The ratio of non-performing loans to total credit rose to 14 percent at the end of 2016 from 5.3 percent at the end of 2015, according to the Abuja-based Central Bank of Nigeria, which requires banks to keep the measure below 5 percent.

Nigerian lenders are battling severe shortages of foreign exchange, which an almost 40 percent devaluation of the naira against the dollar in June has failed to rectify.

Higher oil prices is certainly good news for the banks in this regard.

“Greater inflows of oil receipts, on the back of both higher prices and greater production, will lead to greater liquidity in the economy and see increased activity in the banking sector,” London-based BMI research said in a September 7 note to clients.
Not only will higher oil prices and its attendant effect on dollar liquidity help the bank’s cash positions, it should also allow more companies, particularly oil and gas firms, service their pile of dollar debt.

Encourage oil-drilling restart

A higher oil price means higher profit margins and in some instances, that has also meant more investments in oil drilling. At a record low of $28 in January 2016, oil prices offered little or no incentive for fresh drilling, as production costs meant profitability was constrained.

Despite that, a lot will rely on the sustainability of the oil rally in encouraging fresh drilling.

Global credit rating agency, Moody’s, expects oil price in 2017 to hover between US$40 per barrel and US$60 per barrel, while Lagos-based investment bank, FBN Quest projects an average of US$57 per barrel

Higher retail price for petrol

The flip side of a more expensive barrel of crude oil is that it makes fuel imports more expensive for Nigerian oil marketers.

The current N145 per litre petrol price template is predicated on an exchange rate of N285 per US$ and oil price of US$45 per barrel, and these have been long overtaken by an exchange rate of N305 per US$ (or $360 at investors and exporters window) and oil price of $58 per barrel.

Higher oil prices will only stoke further concerns over the sustainability of the oil subsidy by the government, which it has maintained to taper agitations among the people who are already hard pressed by accelerating inflation, which despite six successive months of decline, remains at a near 11-year high.

State-owned Nigerian National Petroleum Corporation (NNPC) sells to petrol marketers at NGN133 per litre, thereby providing a subsidy of NGN12 per litre. The un-dynamic price template has seen the NNPC take on a higher responsibility in the past six months.

Nigeria consumes 33 million litres of gasoline a day, or roughly 280,000 barrels, which would require the market to provide some $18 million a day.

Importers cover about 30 percent of this, with the state oil firm, the NNPC covering the rest, which is mounting pressure on the market for dollars. Thirty percent of foreign exchange demand in Nigeria is used for fuel imports, according to data from the Central Bank.

However, it is forced to rely on imports to meet 70 percent of its domestic refined petroleum products demand, as the NNPC’s four refineries produce at less than 20 percent of installed capacity of 450,000 barrels per day.

Blunt hunger for much needed economic reforms?

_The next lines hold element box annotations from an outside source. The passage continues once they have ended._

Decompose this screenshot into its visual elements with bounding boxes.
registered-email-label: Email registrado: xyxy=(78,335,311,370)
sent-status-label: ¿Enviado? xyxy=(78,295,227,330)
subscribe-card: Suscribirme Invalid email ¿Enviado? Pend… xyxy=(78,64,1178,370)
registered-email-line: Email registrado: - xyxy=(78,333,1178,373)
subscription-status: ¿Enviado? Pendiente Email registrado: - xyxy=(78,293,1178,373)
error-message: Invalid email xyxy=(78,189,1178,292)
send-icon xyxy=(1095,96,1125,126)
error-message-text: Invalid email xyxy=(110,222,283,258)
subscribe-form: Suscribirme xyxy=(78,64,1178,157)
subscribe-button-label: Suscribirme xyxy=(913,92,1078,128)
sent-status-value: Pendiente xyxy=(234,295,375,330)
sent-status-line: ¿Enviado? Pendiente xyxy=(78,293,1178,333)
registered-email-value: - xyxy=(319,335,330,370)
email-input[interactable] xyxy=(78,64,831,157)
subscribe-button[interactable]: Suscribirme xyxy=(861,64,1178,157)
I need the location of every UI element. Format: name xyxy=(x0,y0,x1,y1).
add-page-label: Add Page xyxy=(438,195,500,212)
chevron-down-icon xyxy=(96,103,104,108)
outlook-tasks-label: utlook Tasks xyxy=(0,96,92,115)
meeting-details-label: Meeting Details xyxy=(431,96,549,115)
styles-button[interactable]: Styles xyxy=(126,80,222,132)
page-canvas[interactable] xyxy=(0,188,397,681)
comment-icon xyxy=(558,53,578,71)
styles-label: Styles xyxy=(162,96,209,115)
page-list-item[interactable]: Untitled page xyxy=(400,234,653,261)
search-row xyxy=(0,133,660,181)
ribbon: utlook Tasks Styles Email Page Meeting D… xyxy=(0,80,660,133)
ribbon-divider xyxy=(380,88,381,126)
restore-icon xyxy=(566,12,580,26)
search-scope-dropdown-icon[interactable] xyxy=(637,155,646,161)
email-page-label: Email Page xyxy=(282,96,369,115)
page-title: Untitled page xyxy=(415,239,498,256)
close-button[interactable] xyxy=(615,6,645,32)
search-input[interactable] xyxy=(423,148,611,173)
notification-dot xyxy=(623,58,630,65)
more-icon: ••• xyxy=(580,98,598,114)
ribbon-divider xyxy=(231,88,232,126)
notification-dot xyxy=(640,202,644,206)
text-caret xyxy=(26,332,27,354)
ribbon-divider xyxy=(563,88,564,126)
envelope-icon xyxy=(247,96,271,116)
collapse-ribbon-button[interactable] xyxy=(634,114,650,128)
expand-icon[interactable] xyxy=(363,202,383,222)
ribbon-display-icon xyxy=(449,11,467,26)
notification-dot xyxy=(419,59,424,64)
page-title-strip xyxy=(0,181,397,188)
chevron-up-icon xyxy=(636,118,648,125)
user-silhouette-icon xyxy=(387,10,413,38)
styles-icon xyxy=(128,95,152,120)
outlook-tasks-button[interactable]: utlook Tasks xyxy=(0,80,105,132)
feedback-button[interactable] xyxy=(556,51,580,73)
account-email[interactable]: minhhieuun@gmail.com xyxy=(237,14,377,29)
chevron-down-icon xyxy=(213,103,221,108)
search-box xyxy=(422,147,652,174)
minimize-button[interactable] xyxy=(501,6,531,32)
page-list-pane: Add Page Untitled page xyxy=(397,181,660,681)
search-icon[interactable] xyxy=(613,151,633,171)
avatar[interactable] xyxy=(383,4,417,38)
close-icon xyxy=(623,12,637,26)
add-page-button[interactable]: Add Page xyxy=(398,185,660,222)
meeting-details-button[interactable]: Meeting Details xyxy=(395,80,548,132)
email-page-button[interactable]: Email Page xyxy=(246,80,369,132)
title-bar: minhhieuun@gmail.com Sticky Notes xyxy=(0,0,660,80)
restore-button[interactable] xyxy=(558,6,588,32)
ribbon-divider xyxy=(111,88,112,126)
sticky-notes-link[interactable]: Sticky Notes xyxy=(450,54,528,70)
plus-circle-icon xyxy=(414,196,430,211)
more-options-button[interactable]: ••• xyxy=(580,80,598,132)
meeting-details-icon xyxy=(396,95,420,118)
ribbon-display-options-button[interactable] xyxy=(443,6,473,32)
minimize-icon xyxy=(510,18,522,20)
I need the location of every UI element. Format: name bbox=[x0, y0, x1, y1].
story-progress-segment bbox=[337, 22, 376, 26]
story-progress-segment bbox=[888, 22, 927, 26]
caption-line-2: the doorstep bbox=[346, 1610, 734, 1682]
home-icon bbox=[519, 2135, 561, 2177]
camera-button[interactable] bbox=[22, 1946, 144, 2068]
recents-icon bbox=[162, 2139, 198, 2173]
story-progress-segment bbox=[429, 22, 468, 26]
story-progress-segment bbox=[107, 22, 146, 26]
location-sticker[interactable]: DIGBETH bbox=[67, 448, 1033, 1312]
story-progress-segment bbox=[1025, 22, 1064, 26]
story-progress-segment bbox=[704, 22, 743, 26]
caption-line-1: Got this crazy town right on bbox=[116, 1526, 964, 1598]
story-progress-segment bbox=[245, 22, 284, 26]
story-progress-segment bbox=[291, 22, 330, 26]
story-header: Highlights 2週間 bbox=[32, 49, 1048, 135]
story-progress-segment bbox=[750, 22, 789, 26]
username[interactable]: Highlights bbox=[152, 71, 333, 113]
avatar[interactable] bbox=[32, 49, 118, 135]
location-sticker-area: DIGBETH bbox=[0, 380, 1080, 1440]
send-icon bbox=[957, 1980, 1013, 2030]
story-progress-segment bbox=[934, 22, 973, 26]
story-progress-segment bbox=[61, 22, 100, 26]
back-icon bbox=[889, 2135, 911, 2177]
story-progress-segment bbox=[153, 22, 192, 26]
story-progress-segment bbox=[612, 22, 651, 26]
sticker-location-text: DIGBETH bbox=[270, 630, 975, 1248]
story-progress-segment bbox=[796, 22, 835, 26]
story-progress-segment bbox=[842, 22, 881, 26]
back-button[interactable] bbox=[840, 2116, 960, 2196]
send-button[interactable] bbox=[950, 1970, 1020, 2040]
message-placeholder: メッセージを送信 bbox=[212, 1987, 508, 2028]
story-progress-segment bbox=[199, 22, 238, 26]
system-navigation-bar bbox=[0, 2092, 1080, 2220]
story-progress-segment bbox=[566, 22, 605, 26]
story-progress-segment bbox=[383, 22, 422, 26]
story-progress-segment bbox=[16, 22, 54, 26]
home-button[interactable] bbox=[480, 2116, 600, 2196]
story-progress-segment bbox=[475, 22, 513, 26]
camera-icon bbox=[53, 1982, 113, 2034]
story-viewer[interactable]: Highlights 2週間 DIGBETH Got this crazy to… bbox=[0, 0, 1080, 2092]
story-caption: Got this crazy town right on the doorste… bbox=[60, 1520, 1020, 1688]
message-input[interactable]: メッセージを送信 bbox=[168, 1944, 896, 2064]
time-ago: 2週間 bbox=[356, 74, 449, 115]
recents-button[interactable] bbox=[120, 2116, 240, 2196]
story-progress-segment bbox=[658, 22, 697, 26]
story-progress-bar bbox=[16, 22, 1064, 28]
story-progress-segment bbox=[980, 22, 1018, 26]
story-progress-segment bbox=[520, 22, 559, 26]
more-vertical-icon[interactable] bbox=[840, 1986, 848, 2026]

Higher oil prices could cause government officials to walk away from the much-needed reforms to diversify the country’s revenue base away from oil. That has a little chance of happening, however, analysts say.

“We have learnt some hard lessons that would make it difficult for the government to slumber,” said Muda Yusuf, director-general of the Lagos Chamber of Commerce and Industry (LCCI).

“We are past the era of US$100 per barrel and government is conscious of the fact that even at US$58 per barrel today, the price is still half the level it was when we could afford to remain dependent on oil,” Yusuf said.